Biography:
Jan Opalach was a principal artist of New York City Opera for 30 years, performing the title roles in Le nozze di Figaro and Falstaff, Dulcamara (L’elisir d’amore), Leporello (Don Giovanni), Bartolo (Il barbiere di Siviglia), Wesener (Bernd Alois Zimmerman’s Die Soldaten), and the Forester (The Cunning Little Vixen). He has also appeared with the Metropolitan Opera (Philip Glass’s The Voyage, War and Peace), Opera Theater of St. Louis (Nixon in China), Santa Fe Opera (La bohème), Seattle Opera (Cosi fan tutte, Xerxes, Ariadne auf Naxos), Washington Opera (Cendrillon), Canadian Opera Company (Il barbiere di Siviglia, Xerxes), and English National Opera (British premiere of Die Soldaten).
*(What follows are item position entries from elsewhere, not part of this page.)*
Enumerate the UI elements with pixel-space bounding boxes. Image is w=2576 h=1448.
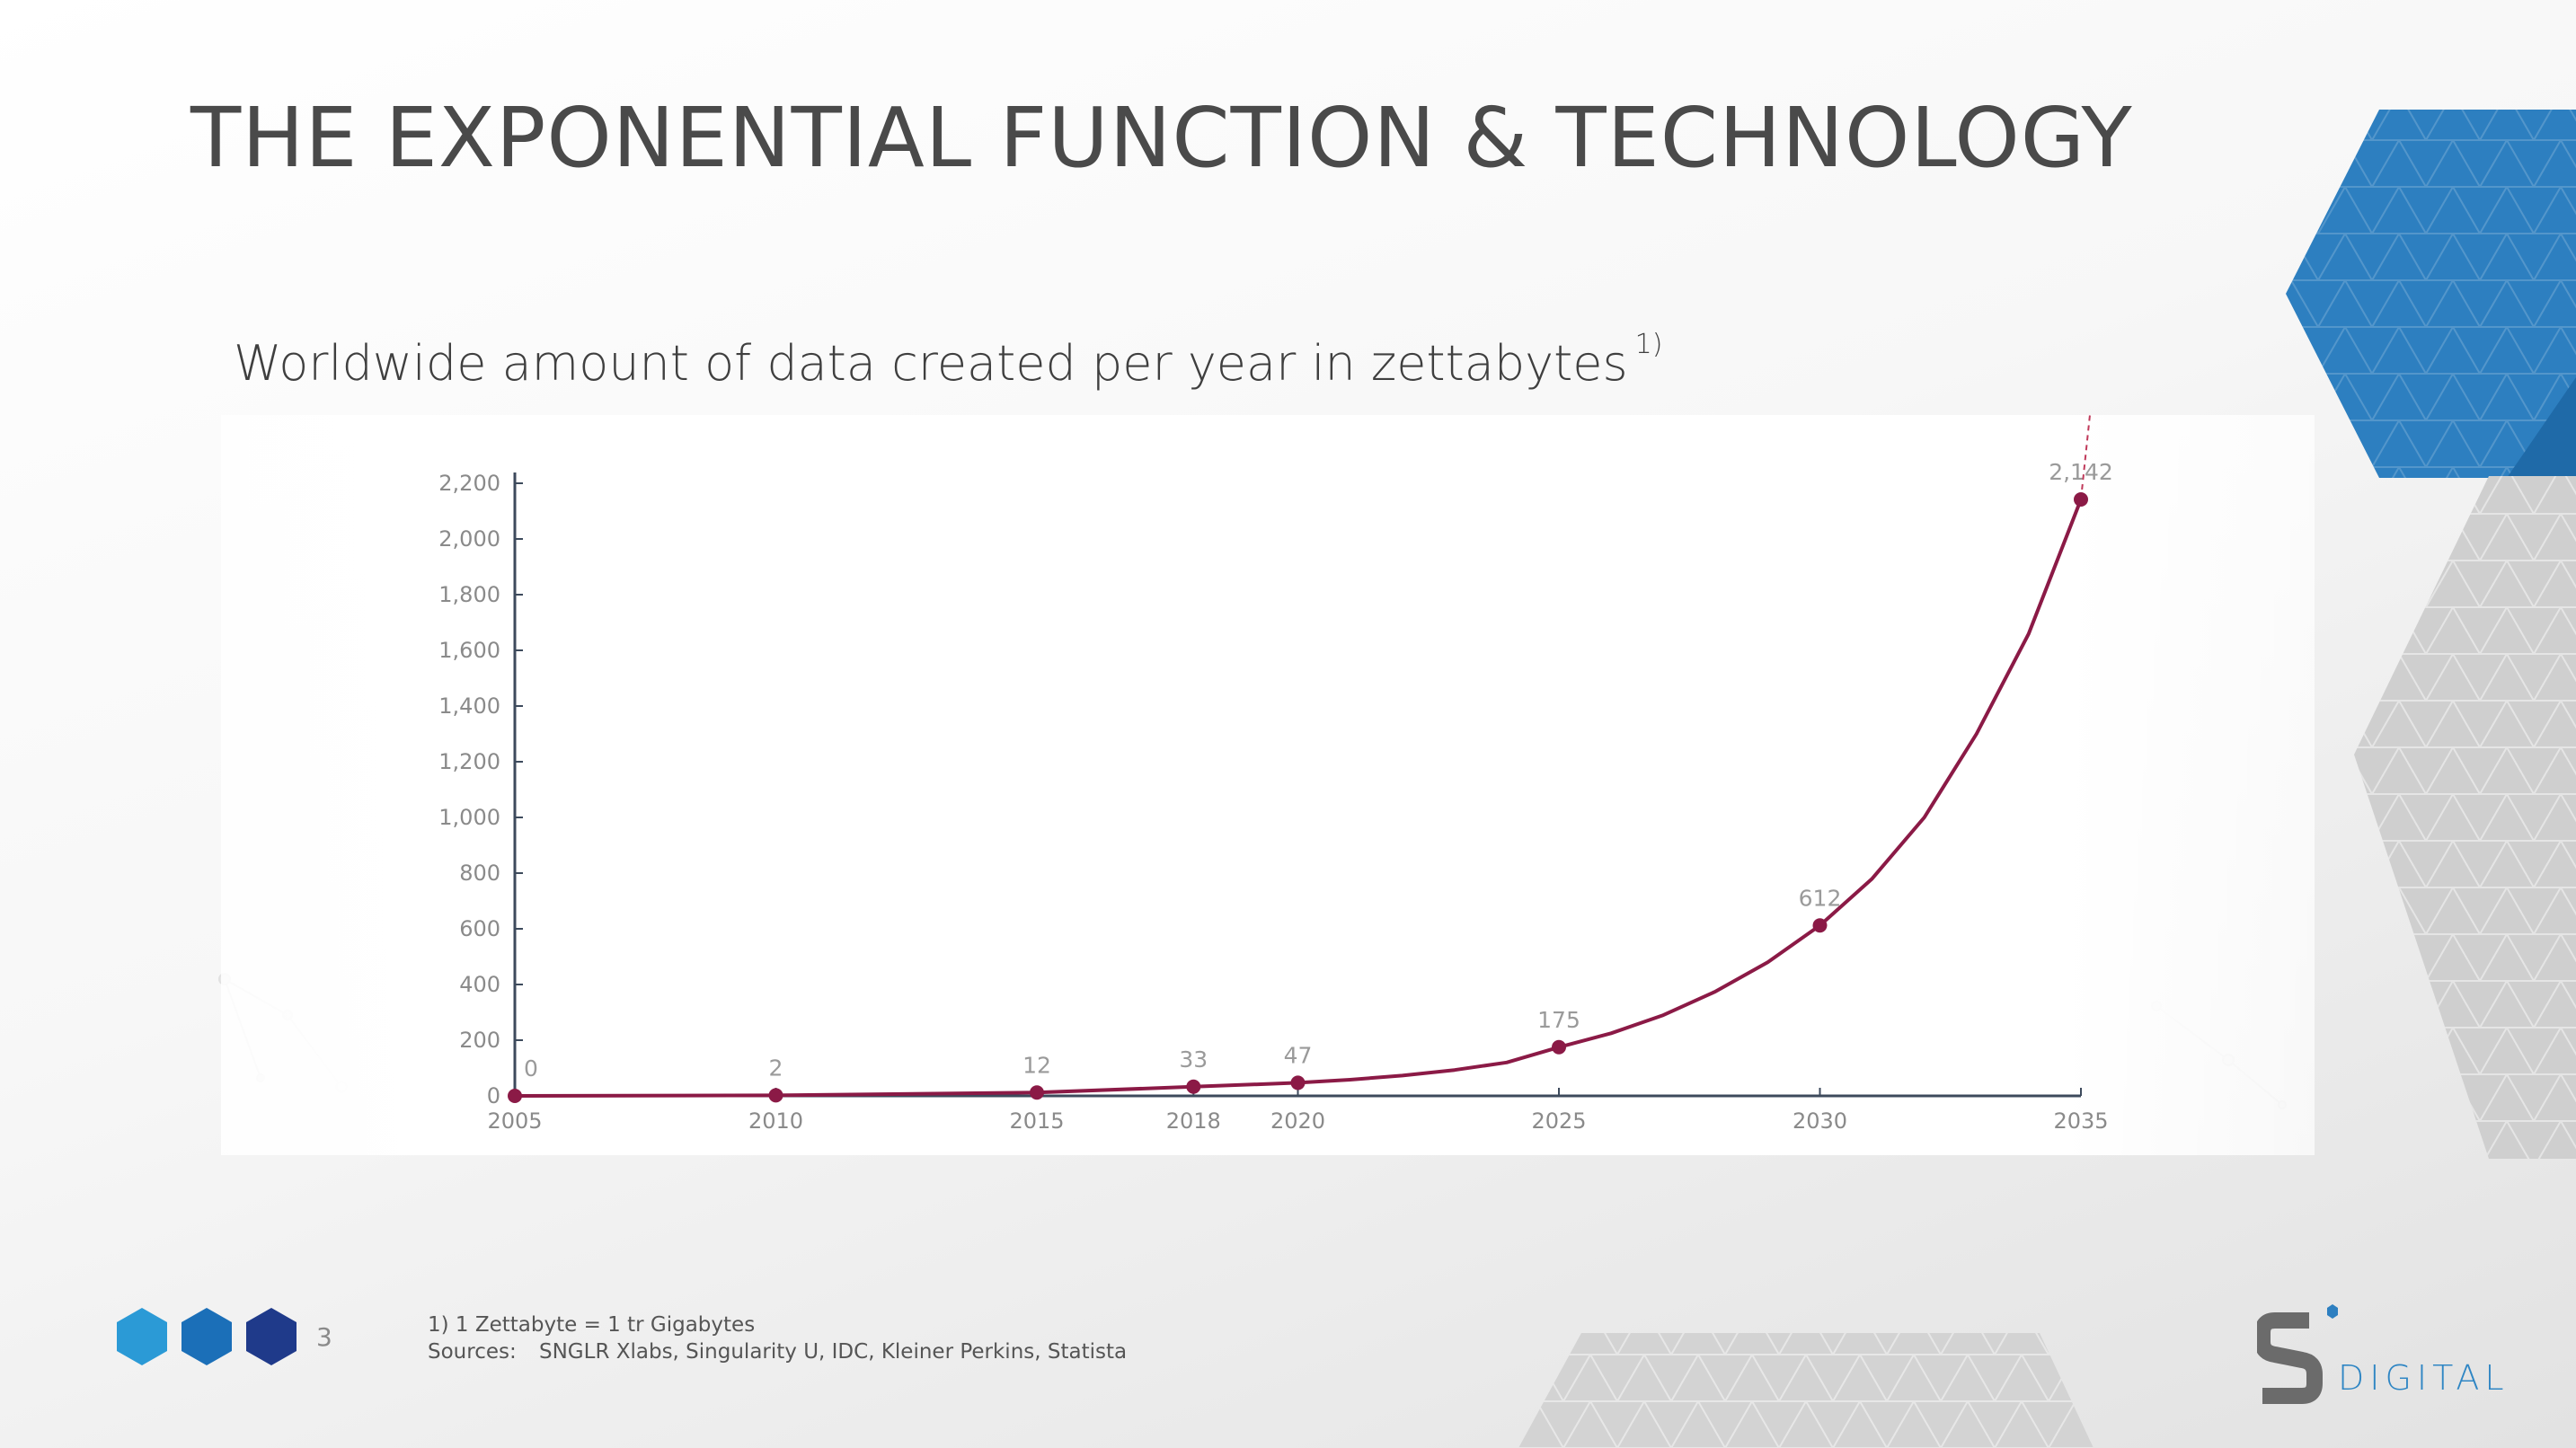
y-tick-label: 400 — [459, 972, 500, 997]
data-labels: 0 2 12 33 47 175 612 2,142 — [524, 459, 2113, 1082]
y-tick-label: 1,000 — [438, 805, 500, 830]
data-label: 175 — [1537, 1007, 1580, 1033]
chart-subtitle-text: Worldwide amount of data created per yea… — [234, 335, 1628, 392]
data-point — [1552, 1039, 1566, 1055]
data-point — [768, 1088, 783, 1103]
x-tick-label: 2035 — [2053, 1108, 2108, 1134]
page-number: 3 — [316, 1322, 332, 1352]
y-tick-label: 1,400 — [438, 693, 500, 719]
y-tick-label: 1,200 — [438, 749, 500, 774]
y-tick-label: 200 — [459, 1028, 500, 1053]
x-tick-label: 2005 — [487, 1108, 542, 1134]
extrapolation-dashed-line — [2080, 415, 2091, 500]
y-tick-label: 0 — [487, 1083, 500, 1108]
x-tick-label: 2015 — [1009, 1108, 1064, 1134]
hexagon-mid-blue-icon — [181, 1308, 232, 1365]
data-label: 47 — [1284, 1042, 1313, 1068]
hexagon-dark-blue-icon — [246, 1308, 297, 1365]
data-label: 0 — [524, 1055, 538, 1082]
logo-wordmark: DIGITAL — [2338, 1358, 2510, 1398]
data-point — [1186, 1079, 1201, 1094]
blue-hexagon-banner — [2286, 110, 2576, 478]
data-label: 612 — [1799, 885, 1842, 911]
x-tick-label: 2018 — [1166, 1108, 1221, 1134]
data-point — [508, 1089, 522, 1103]
x-tick-label: 2025 — [1531, 1108, 1586, 1134]
data-point — [1290, 1075, 1306, 1090]
sources-text: SNGLR Xlabs, Singularity U, IDC, Kleiner… — [539, 1340, 1128, 1364]
y-axis: 0 200 400 600 800 1,000 1,200 1,400 1,600 1,800 2,… — [438, 471, 523, 1108]
series-line — [514, 499, 2083, 1098]
y-tick-label: 2,000 — [438, 526, 500, 552]
x-tick-label: 2030 — [1793, 1108, 1847, 1134]
y-tick-label: 1,800 — [438, 582, 500, 607]
footnote: 1) 1 Zettabyte = 1 tr Gigabytes — [428, 1313, 756, 1337]
line-chart: 0 200 400 600 800 1,000 1,200 1,400 1,600 1,800 2,… — [438, 415, 2113, 1134]
x-tick-label: 2010 — [748, 1108, 803, 1134]
y-tick-label: 1,600 — [438, 638, 500, 663]
data-label: 2,142 — [2049, 459, 2113, 485]
chart-panel: 0 200 400 600 800 1,000 1,200 1,400 1,600 1,800 2,… — [221, 415, 2315, 1155]
sources-label: Sources: — [428, 1340, 517, 1364]
series-data-volume — [508, 415, 2091, 1103]
footnote-marker: 1) — [1634, 329, 1663, 360]
x-axis: 2005 2010 2015 2018 2020 2025 2030 2035 — [487, 1088, 2109, 1134]
hexagon-light-blue-icon — [117, 1308, 167, 1365]
y-tick-label: 800 — [459, 861, 500, 886]
chart-subtitle: Worldwide amount of data created per yea… — [234, 329, 1662, 392]
data-point — [2074, 491, 2088, 507]
data-label: 12 — [1022, 1052, 1051, 1078]
x-tick-label: 2020 — [1270, 1108, 1325, 1134]
y-tick-label: 2,200 — [438, 471, 500, 496]
slide-title: THE EXPONENTIAL FUNCTION & TECHNOLOGY — [190, 90, 2133, 186]
grey-hexagon-bottom — [1518, 1333, 2094, 1448]
data-point — [1030, 1085, 1044, 1100]
data-label: 2 — [769, 1055, 783, 1081]
y-tick-label: 600 — [459, 916, 500, 941]
s-digital-logo-icon — [2257, 1304, 2338, 1404]
grey-hexagon-right — [2354, 476, 2576, 1159]
data-point — [1812, 918, 1828, 933]
data-label: 33 — [1179, 1046, 1208, 1073]
sources-line: Sources: SNGLR Xlabs, Singularity U, IDC,… — [428, 1340, 1127, 1364]
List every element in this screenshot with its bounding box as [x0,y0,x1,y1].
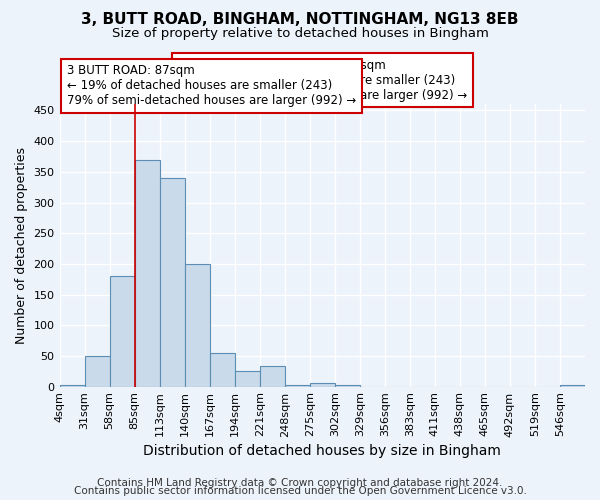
X-axis label: Distribution of detached houses by size in Bingham: Distribution of detached houses by size … [143,444,501,458]
Bar [185,264,209,386]
Bar [85,356,110,386]
Text: Contains HM Land Registry data © Crown copyright and database right 2024.: Contains HM Land Registry data © Crown c… [97,478,503,488]
Text: Size of property relative to detached houses in Bingham: Size of property relative to detached ho… [112,28,488,40]
Text: 3 BUTT ROAD: 87sqm
← 19% of detached houses are smaller (243)
79% of semi-detach: 3 BUTT ROAD: 87sqm ← 19% of detached hou… [67,64,356,108]
Y-axis label: Number of detached properties: Number of detached properties [15,147,28,344]
Bar [310,383,335,386]
Bar [110,276,134,386]
Bar [260,366,285,386]
Text: 3 BUTT ROAD: 87sqm
← 19% of detached houses are smaller (243)
79% of semi-detach: 3 BUTT ROAD: 87sqm ← 19% of detached hou… [178,58,467,102]
Text: Contains public sector information licensed under the Open Government Licence v3: Contains public sector information licen… [74,486,526,496]
Text: 3, BUTT ROAD, BINGHAM, NOTTINGHAM, NG13 8EB: 3, BUTT ROAD, BINGHAM, NOTTINGHAM, NG13 … [81,12,519,28]
Bar [235,370,260,386]
Bar [134,160,160,386]
Bar [209,354,235,386]
Bar [160,178,185,386]
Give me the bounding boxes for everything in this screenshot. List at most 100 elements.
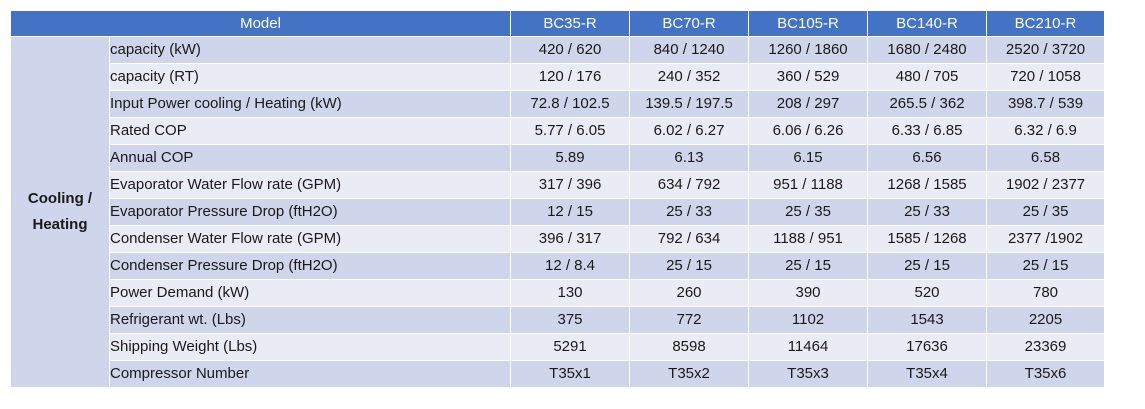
header-row: Model BC35-R BC70-R BC105-R BC140-R BC21… — [9, 10, 1106, 37]
model-column-header: BC70-R — [629, 10, 750, 37]
table-row: Condenser Pressure Drop (ftH2O) 12 / 8.4… — [11, 252, 1106, 280]
table-header: Model BC35-R BC70-R BC105-R BC140-R BC21… — [9, 10, 1106, 37]
value-cell: 390 — [748, 279, 869, 307]
param-cell: capacity (RT) — [108, 63, 512, 91]
value-cell: 1585 / 1268 — [867, 225, 988, 253]
table-row: Shipping Weight (Lbs) 5291 8598 11464 17… — [11, 333, 1106, 361]
value-cell: 1543 — [867, 306, 988, 334]
table-row: capacity (RT) 120 / 176 240 / 352 360 / … — [11, 63, 1106, 91]
value-cell: 6.32 / 6.9 — [986, 117, 1106, 145]
param-cell: Refrigerant wt. (Lbs) — [108, 306, 512, 334]
value-cell: 396 / 317 — [510, 225, 631, 253]
value-cell: 5291 — [510, 333, 631, 361]
value-cell: 72.8 / 102.5 — [510, 90, 631, 118]
value-cell: 130 — [510, 279, 631, 307]
table-row: Evaporator Water Flow rate (GPM) 317 / 3… — [11, 171, 1106, 199]
value-cell: 265.5 / 362 — [867, 90, 988, 118]
value-cell: 260 — [629, 279, 750, 307]
model-column-header: BC35-R — [510, 10, 631, 37]
param-cell: Condenser Water Flow rate (GPM) — [108, 225, 512, 253]
model-column-header: BC105-R — [748, 10, 869, 37]
value-cell: 240 / 352 — [629, 63, 750, 91]
value-cell: 6.33 / 6.85 — [867, 117, 988, 145]
param-cell: Input Power cooling / Heating (kW) — [108, 90, 512, 118]
value-cell: 2520 / 3720 — [986, 36, 1106, 64]
table-body: Cooling / Heating capacity (kW) 420 / 62… — [10, 36, 1106, 388]
value-cell: 23369 — [986, 333, 1106, 361]
value-cell: 792 / 634 — [629, 225, 750, 253]
group-label-line2: Heating — [32, 216, 88, 233]
value-cell: 6.56 — [867, 144, 988, 172]
value-cell: 6.02 / 6.27 — [629, 117, 750, 145]
spec-table-container: Model BC35-R BC70-R BC105-R BC140-R BC21… — [9, 10, 1106, 388]
value-cell: T35x2 — [629, 360, 750, 388]
value-cell: 25 / 33 — [867, 198, 988, 226]
table-row: Power Demand (kW) 130 260 390 520 780 — [11, 279, 1106, 307]
value-cell: 120 / 176 — [510, 63, 631, 91]
value-cell: 780 — [986, 279, 1106, 307]
value-cell: 25 / 15 — [986, 252, 1106, 280]
value-cell: 360 / 529 — [748, 63, 869, 91]
model-header: Model — [9, 10, 512, 37]
table-row: Annual COP 5.89 6.13 6.15 6.56 6.58 — [11, 144, 1106, 172]
param-cell: Power Demand (kW) — [108, 279, 512, 307]
value-cell: T35x4 — [867, 360, 988, 388]
value-cell: 398.7 / 539 — [986, 90, 1106, 118]
table-row: Cooling / Heating capacity (kW) 420 / 62… — [10, 36, 1106, 388]
value-cell: 12 / 8.4 — [510, 252, 631, 280]
value-cell: 520 — [867, 279, 988, 307]
value-cell: 2377 /1902 — [986, 225, 1106, 253]
value-cell: 634 / 792 — [629, 171, 750, 199]
value-cell: 1188 / 951 — [748, 225, 869, 253]
group-label-line1: Cooling / — [27, 190, 93, 207]
value-cell: 17636 — [867, 333, 988, 361]
value-cell: 25 / 35 — [986, 198, 1106, 226]
value-cell: 1260 / 1860 — [748, 36, 869, 64]
value-cell: 317 / 396 — [510, 171, 631, 199]
group-label-cell: Cooling / Heating — [10, 36, 110, 388]
model-column-header: BC140-R — [867, 10, 988, 37]
param-cell: Annual COP — [108, 144, 512, 172]
value-cell: 951 / 1188 — [748, 171, 869, 199]
value-cell: 1268 / 1585 — [867, 171, 988, 199]
value-cell: 480 / 705 — [867, 63, 988, 91]
value-cell: 6.15 — [748, 144, 869, 172]
value-cell: 25 / 33 — [629, 198, 750, 226]
spec-table: Model BC35-R BC70-R BC105-R BC140-R BC21… — [9, 10, 1106, 388]
param-cell: Shipping Weight (Lbs) — [108, 333, 512, 361]
param-cell: Condenser Pressure Drop (ftH2O) — [108, 252, 512, 280]
table-row: Refrigerant wt. (Lbs) 375 772 1102 1543 … — [11, 306, 1106, 334]
table-row: Input Power cooling / Heating (kW) 72.8 … — [11, 90, 1106, 118]
param-cell: capacity (kW) — [108, 36, 512, 64]
value-cell: 5.89 — [510, 144, 631, 172]
param-cell: Rated COP — [108, 117, 512, 145]
value-cell: 25 / 15 — [748, 252, 869, 280]
value-cell: 11464 — [748, 333, 869, 361]
value-cell: 12 / 15 — [510, 198, 631, 226]
value-cell: 25 / 15 — [629, 252, 750, 280]
value-cell: 5.77 / 6.05 — [510, 117, 631, 145]
value-cell: 25 / 35 — [748, 198, 869, 226]
value-cell: 8598 — [629, 333, 750, 361]
table-row: Rated COP 5.77 / 6.05 6.02 / 6.27 6.06 /… — [11, 117, 1106, 145]
value-cell: 2205 — [986, 306, 1106, 334]
value-cell: 1102 — [748, 306, 869, 334]
value-cell: 6.06 / 6.26 — [748, 117, 869, 145]
table-row: Condenser Water Flow rate (GPM) 396 / 31… — [11, 225, 1106, 253]
value-cell: 772 — [629, 306, 750, 334]
value-cell: 420 / 620 — [510, 36, 631, 64]
table-row: Evaporator Pressure Drop (ftH2O) 12 / 15… — [11, 198, 1106, 226]
value-cell: 1680 / 2480 — [867, 36, 988, 64]
value-cell: 139.5 / 197.5 — [629, 90, 750, 118]
value-cell: 208 / 297 — [748, 90, 869, 118]
value-cell: 6.13 — [629, 144, 750, 172]
value-cell: 840 / 1240 — [629, 36, 750, 64]
value-cell: 6.58 — [986, 144, 1106, 172]
value-cell: 720 / 1058 — [986, 63, 1106, 91]
model-column-header: BC210-R — [986, 10, 1106, 37]
param-cell: Evaporator Pressure Drop (ftH2O) — [108, 198, 512, 226]
value-cell: 25 / 15 — [867, 252, 988, 280]
value-cell: 1902 / 2377 — [986, 171, 1106, 199]
table-row: Compressor Number T35x1 T35x2 T35x3 T35x… — [11, 360, 1106, 388]
value-cell: T35x1 — [510, 360, 631, 388]
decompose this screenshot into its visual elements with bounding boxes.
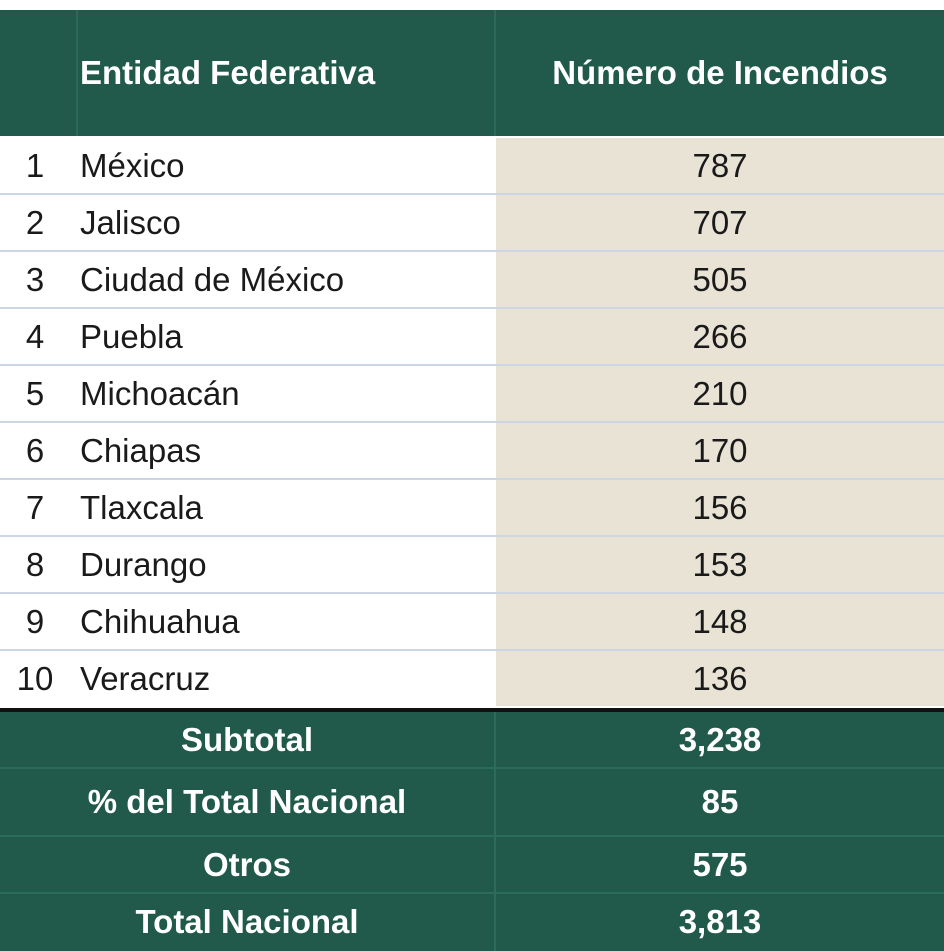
footer-row-separator bbox=[0, 767, 944, 769]
footer-column-divider bbox=[494, 836, 496, 893]
row-entity: Jalisco bbox=[80, 203, 181, 241]
row-count: 156 bbox=[496, 480, 944, 535]
table-row: 8 Durango 153 bbox=[0, 537, 944, 594]
row-rank: 5 bbox=[25, 374, 45, 412]
footer-divider bbox=[0, 708, 944, 712]
row-entity: Tlaxcala bbox=[80, 488, 203, 526]
row-separator bbox=[0, 535, 944, 537]
table-footer: Subtotal 3,238 % del Total Nacional 85 O… bbox=[0, 712, 944, 951]
row-entity: Chiapas bbox=[80, 431, 202, 469]
footer-row-subtotal: Subtotal 3,238 bbox=[0, 712, 944, 769]
row-count: 148 bbox=[496, 594, 944, 649]
top-strip bbox=[0, 0, 944, 10]
row-separator bbox=[0, 649, 944, 651]
row-entity: México bbox=[80, 146, 185, 184]
table-header: Entidad Federativa Número de Incendios bbox=[0, 10, 944, 136]
table-row: 2 Jalisco 707 bbox=[0, 195, 944, 252]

He has collaborated with such conductors as Daniel Barenboim, Semyon Bychkov, Charles Dutoit, Christopher Hogwood, Lorin Maazel, Kurt Masur, Sir Simon Rattle, Helmut Rilling, Robert Shaw, Leonard Slatkin and David Zinman, and heard in recitals in Alice Tully Hall, Morgan Library, the Concertgebouw, the Library of Congress, Harvard University and the Eastman School of Music, where he has been a faculty member since 2008. He has also been an adjudicator for the Naumburg, Joy in Singing and Concert Artist Guild competitions.
Jan Opalach has made many recordings, of music from Bach and Haydn to Stravinsky and Elliott Carter. He recently recorded two chamber operas by Paul Salerni: Caruso’s Final Broadcast and The Life and Love of Joe Coogan, a Carl Reiner-authorized adaptation of a Dick van Dyke Show episode.